ERMA- It’s no secret Seashore Community Church of the Nazarene will lend a helping hand to someone down on their luck.
The church is located in a county and township with a seasonal economy where life is rarely easy for local folks trying to eke out a living.
For those who find their kitchen cabinets empty of food or have need of a warm coat, the church will assist with a smile. Maybe that’s the reason Seashore Community Church of the Nazarene is celebrating its 100th anniversary Nov. 25.
On the day before Thanksgiving, food was coming into the church and going out. The Key Club from Lower Cape May Regional High School pulled in with a bus load of canned goods and other non-perishable items.
Volunteers from Lower Township Rescue Squad arrived with cartons of fresh fruit and vegetables. Meanwhile, folks in need were lining up and receiving bags of groceries.
Following Hurricane Sandy, the church expanded its food pantry to serve storm victims, in particular, those staying in motels in Wildwood from central and northern New Jersey who lost their housing, according to Pastor Charles Gates.
The first Sunday after the storm, the church invited those residing in motels to come to the building for a hot meal.
“FEMA was kind enough to bus them in,” said Gates.
The output of the church’s food pantry has been expanded both to serve greater need in our county and storm victims, he said. On Monday, Wednesday and Friday, as many as 60 persons will come to the church to receive free food.
The church gave away over 100 Thanksgiving baskets complete with turkey and “all the fixings,” said Gates.
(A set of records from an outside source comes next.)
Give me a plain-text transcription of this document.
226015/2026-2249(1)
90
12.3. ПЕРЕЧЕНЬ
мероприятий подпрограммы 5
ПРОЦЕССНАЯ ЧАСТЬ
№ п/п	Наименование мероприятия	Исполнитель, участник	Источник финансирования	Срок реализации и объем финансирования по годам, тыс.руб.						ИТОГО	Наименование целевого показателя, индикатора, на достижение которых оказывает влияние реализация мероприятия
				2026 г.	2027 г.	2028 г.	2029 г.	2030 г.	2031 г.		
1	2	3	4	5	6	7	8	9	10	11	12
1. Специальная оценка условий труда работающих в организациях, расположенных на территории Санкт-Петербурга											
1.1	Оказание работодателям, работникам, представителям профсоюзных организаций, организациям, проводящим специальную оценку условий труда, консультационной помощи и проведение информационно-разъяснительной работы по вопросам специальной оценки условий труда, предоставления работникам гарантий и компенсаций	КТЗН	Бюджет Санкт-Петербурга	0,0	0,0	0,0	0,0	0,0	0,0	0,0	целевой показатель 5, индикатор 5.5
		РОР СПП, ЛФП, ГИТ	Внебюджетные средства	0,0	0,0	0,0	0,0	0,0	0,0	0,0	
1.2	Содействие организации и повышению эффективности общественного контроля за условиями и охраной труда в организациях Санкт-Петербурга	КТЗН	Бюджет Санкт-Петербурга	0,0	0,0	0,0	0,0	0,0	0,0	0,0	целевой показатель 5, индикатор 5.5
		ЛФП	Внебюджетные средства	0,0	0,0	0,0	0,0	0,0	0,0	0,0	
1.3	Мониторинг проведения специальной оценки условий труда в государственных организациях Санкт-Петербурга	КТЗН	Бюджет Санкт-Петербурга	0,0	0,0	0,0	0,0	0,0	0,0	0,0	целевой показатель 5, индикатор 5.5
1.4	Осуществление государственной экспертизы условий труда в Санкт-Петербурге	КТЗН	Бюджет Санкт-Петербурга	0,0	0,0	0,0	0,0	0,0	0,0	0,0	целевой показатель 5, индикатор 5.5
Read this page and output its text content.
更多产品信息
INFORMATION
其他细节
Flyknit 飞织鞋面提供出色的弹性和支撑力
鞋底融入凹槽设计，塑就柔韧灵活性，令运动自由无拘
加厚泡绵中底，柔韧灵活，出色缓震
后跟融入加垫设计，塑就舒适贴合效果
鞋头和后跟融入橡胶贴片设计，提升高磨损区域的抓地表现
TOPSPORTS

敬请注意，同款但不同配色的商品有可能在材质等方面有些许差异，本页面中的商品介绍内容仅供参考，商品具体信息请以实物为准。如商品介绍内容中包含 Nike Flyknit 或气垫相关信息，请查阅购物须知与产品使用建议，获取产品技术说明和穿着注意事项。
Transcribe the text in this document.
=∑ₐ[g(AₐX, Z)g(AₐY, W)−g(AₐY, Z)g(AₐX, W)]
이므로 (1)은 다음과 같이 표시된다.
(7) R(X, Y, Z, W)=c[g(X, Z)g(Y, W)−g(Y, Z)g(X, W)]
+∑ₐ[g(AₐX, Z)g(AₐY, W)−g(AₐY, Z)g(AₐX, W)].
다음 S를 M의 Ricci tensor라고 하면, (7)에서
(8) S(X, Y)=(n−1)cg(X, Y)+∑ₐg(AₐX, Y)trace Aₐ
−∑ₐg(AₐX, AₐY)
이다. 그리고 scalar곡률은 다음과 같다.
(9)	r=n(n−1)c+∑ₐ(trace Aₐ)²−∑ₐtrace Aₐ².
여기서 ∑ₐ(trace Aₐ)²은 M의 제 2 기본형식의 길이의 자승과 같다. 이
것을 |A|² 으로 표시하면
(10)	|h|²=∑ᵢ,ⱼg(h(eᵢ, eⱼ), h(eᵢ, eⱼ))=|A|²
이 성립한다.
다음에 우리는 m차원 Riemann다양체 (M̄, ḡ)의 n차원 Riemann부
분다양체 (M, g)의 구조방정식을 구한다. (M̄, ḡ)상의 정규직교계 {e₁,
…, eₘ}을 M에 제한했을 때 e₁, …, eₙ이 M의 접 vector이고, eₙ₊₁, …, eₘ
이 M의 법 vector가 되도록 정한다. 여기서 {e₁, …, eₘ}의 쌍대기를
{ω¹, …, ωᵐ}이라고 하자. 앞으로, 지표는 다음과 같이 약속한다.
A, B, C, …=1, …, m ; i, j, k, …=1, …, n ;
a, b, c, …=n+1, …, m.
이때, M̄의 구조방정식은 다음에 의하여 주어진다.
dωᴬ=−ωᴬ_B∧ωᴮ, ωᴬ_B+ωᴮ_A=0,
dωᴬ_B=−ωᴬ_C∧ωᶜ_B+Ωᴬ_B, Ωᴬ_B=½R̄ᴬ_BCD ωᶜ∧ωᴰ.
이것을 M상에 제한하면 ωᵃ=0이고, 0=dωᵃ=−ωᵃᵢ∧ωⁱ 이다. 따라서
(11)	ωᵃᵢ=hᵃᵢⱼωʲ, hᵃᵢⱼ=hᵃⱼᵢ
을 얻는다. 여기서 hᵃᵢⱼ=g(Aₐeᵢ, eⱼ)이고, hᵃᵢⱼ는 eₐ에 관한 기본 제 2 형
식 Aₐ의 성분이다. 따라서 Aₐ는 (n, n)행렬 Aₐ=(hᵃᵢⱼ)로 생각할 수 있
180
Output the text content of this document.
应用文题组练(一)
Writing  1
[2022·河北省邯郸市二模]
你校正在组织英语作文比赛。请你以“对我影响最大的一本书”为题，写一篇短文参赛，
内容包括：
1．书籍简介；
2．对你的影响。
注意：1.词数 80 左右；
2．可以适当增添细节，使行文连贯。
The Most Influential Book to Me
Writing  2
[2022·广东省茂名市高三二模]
The church maintains a “clothes closet” known as the Sandbox as a twofold ministry. Some items are sold to raise money to pay electric bills and fuel costs for those in need. Gates said funds were used to purchase bus tickets for the displaced staying in motels in Wildwood, so they could return to their hometown for Thanksgiving.
“We’ll do any compassionate care financing through the profit that is made by the clothes distribution,” said Gates. “If somebody comes to us from a family in need, they pay nothing and they can take whatever they want of the clothing that is there.”
Manager Heather Marsden said clothing donations would be happily accepted.
Gates is predicting a bad winter, not weather-wise, but economically for local residents.
He said while outsiders see Cape May as an affluent vacation destination, year round residents make most of their income in three months of the summer.
“If they haven’t done well or haven’t been able to connect very well, by the time we get to Christmas and past Christmas, things get pretty rough,” said Gates.
He said the church’s mission department undertakes local projects such as building a ramp for a handicapped person or cleaning the home of sick or disabled person.
Gates said the church has endeavored to be a good neighbor.
“We’re a mission minded church and because of that it’s caused us to try and find practical ways of helping in the community,” he said. “It’s the compassionate end or the practical end of a theology that says ‘Who’s my neighbor?’”
The outreach is foundational to who Nazarenes have been in this community for 100 years, said Gates.
“I don’t think people realize that there is a bit of a gap growing between the middle class and the poor,” he said.
Gates noted his mother and father survived with just his father working and his mother doing part time work. He said the church sees families coming through their door every day that can barely afford childcare.
The husband and wife both must work to pay the bills and their profit margin by the end of the day is small.
“The poverty cycle is changing,” said Gates.
While the public may say more entitlement programs are available to the poor, a number of people do not fit the criteria, he said.
A percentage of people who have lost their jobs have stopped looking for employment because they have had no success finding work with their qualifications, said Gates. He said a number of the unemployed are not counted in national statistics.
“We meet people like that,” said Gates. “They don’t come begging. They just say ‘What do we do?’”
While it may not seem like much to provide food to those persons, it saves them that amount of money to pay their electric bill or something else, he said.
On the day Hurricane Sandy arrived, church staff and volunteers arrived at 9 a.m. Church of the Nazarene International headquarters through its district representative was preparing to send in generators, pumps and emergency supplies.
“We even had a mobile hospital standing by in West Chester ready to come into Cape May if necessary because all the predictions were we were going to get hit hard, so everything was staged and ready to go,” said Gates.
Church volunteers went into Reed’s Beach, an area where a number of homes were destroyed, right after the storm. He said few are hearing about Reed’s Beach, Port Norris, Gandy’s Beach and Fortescue, which was nearly destroyed by the hurricane.
Seashore Community Church of the Nazarene started 100 years ago with 13 persons gathering in a home to hold a worship service and Sunday School, said Gates. A small church was built on Church Street.
A larger building, still in existence, was constructed at Route 9 and Myrtle. In 1968, the church’s current building was built.
The church operates a nursery school serving 56 families and more than 80 children.
“They come from all churches, all backgrounds,” said Gates.
The school is open from 6 a.m. to 6 p.m. to help working families. Gates said the nursery school is considered to be a ministry of the church.